Woodward Mark, Brindle Peter, Tunstall-Pedoe Hugh
Cardiovascular Epidemiology Unit, Institute of Cardiovascular Research, University of Dundee, Ninewells Hospital, Dundee, Scotland, UK.
Heart. 2007 Feb;93(2):172-6. doi: 10.1136/hrt.2006.108167. Epub 2006 Nov 7.
To improve equity in cardiovascular disease prevention by developing a cardiovascular risk score including social deprivation and family history.
The ASSIGN score was derived from cardiovascular outcomes in the Scottish Heart Health Extended Cohort (SHHEC). It was tested against the Framingham cardiovascular risk score in the same database.
Random-sample, risk-factor population surveys across Scotland 1984-87 and North Glasgow 1989, 1992 and 1995.
6540 men and 6757 women aged 30-74, initially free of cardiovascular disease, ranked for social deprivation by residence postcode using the Scottish Index of Multiple Deprivation (SIMD) and followed for cardiovascular mortality and morbidity through 2005.
Classic risk factors, including cigarette dosage, plus deprivation and family history but not obesity, were significant factors in constructing ASSIGN scores for each sex. ASSIGN scores, lower on average, correlated closely with Framingham values for 10-year cardiovascular risk. Discrimination of risk in the SHHEC population was significantly, but marginally, improved overall by ASSIGN. However, the social gradient in cardiovascular event rates was inadequately reflected by the Framingham score, leaving a large social disparity in future victims not identified as high risk. ASSIGN classified more people with social deprivation and positive family history as high risk, anticipated more of their events, and abolished this gradient.
Conventional cardiovascular scores fail to target social gradients in disease. By including unattributed risk from deprivation, ASSIGN shifts preventive treatment towards the socially deprived. Family history is valuable not least as an approach to ethnic susceptibility.

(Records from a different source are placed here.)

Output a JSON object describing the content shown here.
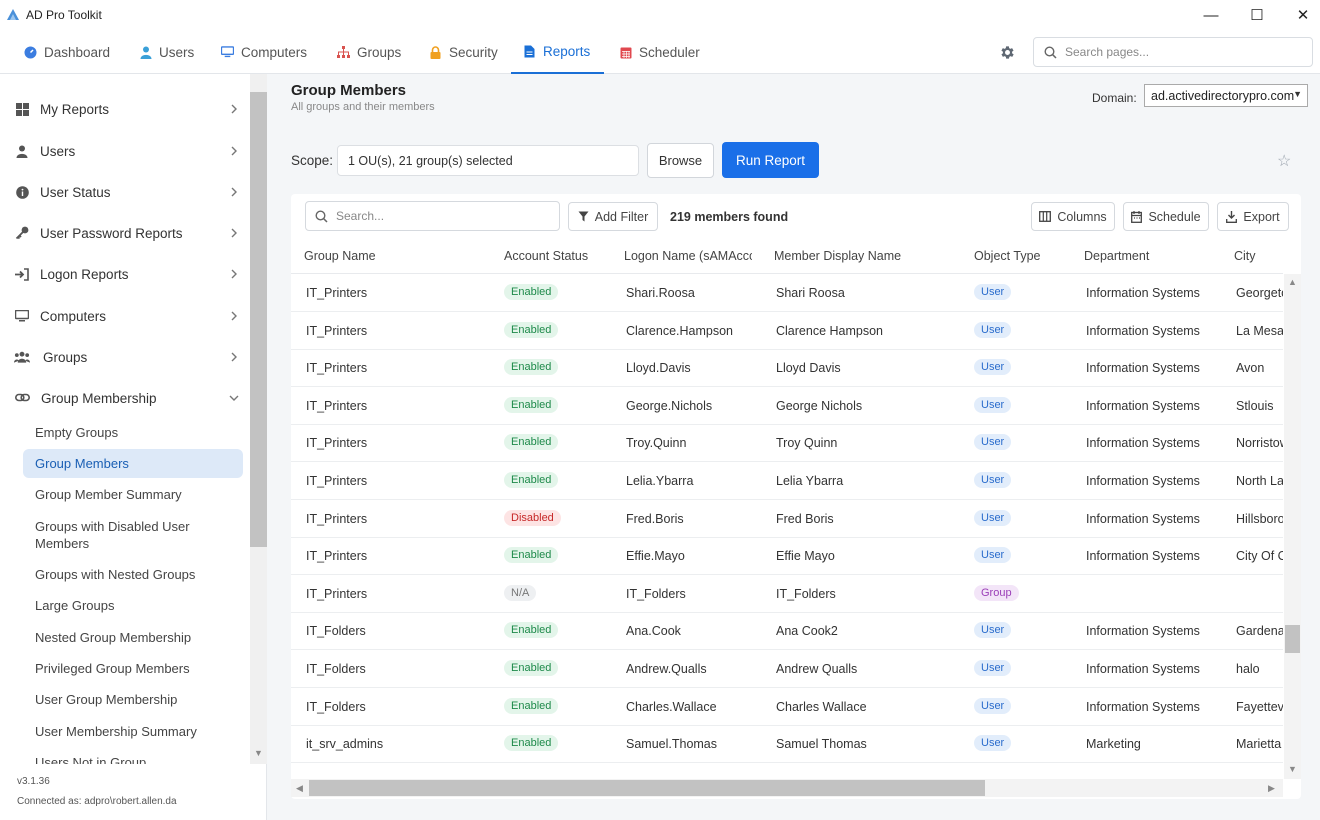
{
  "app": {
    "title": "AD Pro Toolkit",
    "minimize": "—",
    "maximize": "☐",
    "close": "✕"
  },
  "nav": {
    "tabs": [
      {
        "label": "Dashboard"
      },
      {
        "label": "Users"
      },
      {
        "label": "Computers"
      },
      {
        "label": "Groups"
      },
      {
        "label": "Security"
      },
      {
        "label": "Reports"
      },
      {
        "label": "Scheduler"
      }
    ],
    "active_tab": "Reports",
    "search_placeholder": "Search pages..."
  },
  "sidebar": {
    "items": [
      {
        "label": "My Reports",
        "icon": "grid-icon"
      },
      {
        "label": "Users",
        "icon": "user-icon"
      },
      {
        "label": "User Status",
        "icon": "info-icon"
      },
      {
        "label": "User Password Reports",
        "icon": "key-icon"
      },
      {
        "label": "Logon Reports",
        "icon": "login-icon"
      },
      {
        "label": "Computers",
        "icon": "monitor-icon"
      },
      {
        "label": "Groups",
        "icon": "users-icon"
      },
      {
        "label": "Group Membership",
        "icon": "link-icon"
      }
    ],
    "subitems": [
      {
        "label": "Empty Groups"
      },
      {
        "label": "Group Members"
      },
      {
        "label": "Group Member Summary"
      },
      {
        "label": "Groups with Disabled User Members"
      },
      {
        "label": "Groups with Nested Groups"
      },
      {
        "label": "Large Groups"
      },
      {
        "label": "Nested Group Membership"
      },
      {
        "label": "Privileged Group Members"
      },
      {
        "label": "User Group Membership"
      },
      {
        "label": "User Membership Summary"
      },
      {
        "label": "Users Not in Group"
      }
    ],
    "active_subitem": "Group Members",
    "version": "v3.1.36",
    "connected": "Connected as: adpro\\robert.allen.da"
  },
  "page": {
    "title": "Group Members",
    "subtitle": "All groups and their members",
    "domain_label": "Domain:",
    "domain_value": "ad.activedirectorypro.com",
    "scope_label": "Scope:",
    "scope_value": "1 OU(s), 21 group(s) selected",
    "browse_label": "Browse",
    "run_label": "Run Report",
    "star": "☆"
  },
  "table": {
    "search_placeholder": "Search...",
    "add_filter": "Add Filter",
    "count": "219 members found",
    "columns_btn": "Columns",
    "schedule_btn": "Schedule",
    "export_btn": "Export",
    "headers": [
      "Group Name",
      "Account Status",
      "Logon Name (sAMAccc",
      "Member Display Name",
      "Object Type",
      "Department",
      "City"
    ],
    "rows": [
      [
        "IT_Printers",
        "Enabled",
        "Shari.Roosa",
        "Shari Roosa",
        "User",
        "Information Systems",
        "Georgetown"
      ],
      [
        "IT_Printers",
        "Enabled",
        "Clarence.Hampson",
        "Clarence Hampson",
        "User",
        "Information Systems",
        "La Mesa"
      ],
      [
        "IT_Printers",
        "Enabled",
        "Lloyd.Davis",
        "Lloyd Davis",
        "User",
        "Information Systems",
        "Avon"
      ],
      [
        "IT_Printers",
        "Enabled",
        "George.Nichols",
        "George Nichols",
        "User",
        "Information Systems",
        "Stlouis"
      ],
      [
        "IT_Printers",
        "Enabled",
        "Troy.Quinn",
        "Troy Quinn",
        "User",
        "Information Systems",
        "Norristown"
      ],
      [
        "IT_Printers",
        "Enabled",
        "Lelia.Ybarra",
        "Lelia Ybarra",
        "User",
        "Information Systems",
        "North Las Vegas"
      ],
      [
        "IT_Printers",
        "Disabled",
        "Fred.Boris",
        "Fred Boris",
        "User",
        "Information Systems",
        "Hillsborough"
      ],
      [
        "IT_Printers",
        "Enabled",
        "Effie.Mayo",
        "Effie Mayo",
        "User",
        "Information Systems",
        "City Of Commerce"
      ],
      [
        "IT_Printers",
        "N/A",
        "IT_Folders",
        "IT_Folders",
        "Group",
        "",
        ""
      ],
      [
        "IT_Folders",
        "Enabled",
        "Ana.Cook",
        "Ana Cook2",
        "User",
        "Information Systems",
        "Gardena"
      ],
      [
        "IT_Folders",
        "Enabled",
        "Andrew.Qualls",
        "Andrew Qualls",
        "User",
        "Information Systems",
        "halo"
      ],
      [
        "IT_Folders",
        "Enabled",
        "Charles.Wallace",
        "Charles Wallace",
        "User",
        "Information Systems",
        "Fayetteville"
      ],
      [
        "it_srv_admins",
        "Enabled",
        "Samuel.Thomas",
        "Samuel Thomas",
        "User",
        "Marketing",
        "Marietta"
      ]
    ]
  },
  "colors": {
    "accent": "#1a6fe8",
    "enabled": "#1e8a4a",
    "disabled": "#c62828",
    "group": "#9b3fb8"
  }
}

ASSIGN merits further evaluation for clinical use.
通过制定一个包含社会剥夺和家族病史的心血管疾病风险评分来提高心血管疾病预防的公平性。
ASSIGN评分源自苏格兰心脏健康扩展队列(SHHEC)中的心血管疾病结局。在同一数据库中,将其与弗雷明汉心血管疾病风险评分进行对比测试。
1984 - 1987年在苏格兰以及1989年、1992年和1995年在北格拉斯哥进行的随机抽样、危险因素人群调查。
6540名男性和6757名年龄在30 - 74岁之间的女性,最初无心血管疾病,使用苏格兰多重剥夺指数(SIMD)根据居住邮政编码对社会剥夺程度进行排名,并随访至2005年的心血管疾病死亡率和发病率。
经典危险因素,包括吸烟量,加上剥夺和家族病史但不包括肥胖,是构建各性别ASSIGN评分的重要因素。ASSIGN评分平均较低,与弗雷明汉10年心血管疾病风险值密切相关。在SHHEC人群中,ASSIGN总体上显著但略微改善了风险辨别能力。然而,弗雷明汉评分未能充分反映心血管事件发生率中的社会梯度,使得未来未被识别为高风险的受害者存在较大的社会差异。ASSIGN将更多社会剥夺和家族史阳性的人归类为高风险,预测到更多他们的事件,并消除了这种梯度。
传统的心血管疾病评分未能针对疾病中的社会梯度。通过纳入来自剥夺的未归因风险,ASSIGN将预防性治疗转向社会剥夺人群。家族病史不仅作为一种了解种族易感性的方法很有价值。ASSIGN值得进一步评估以用于临床。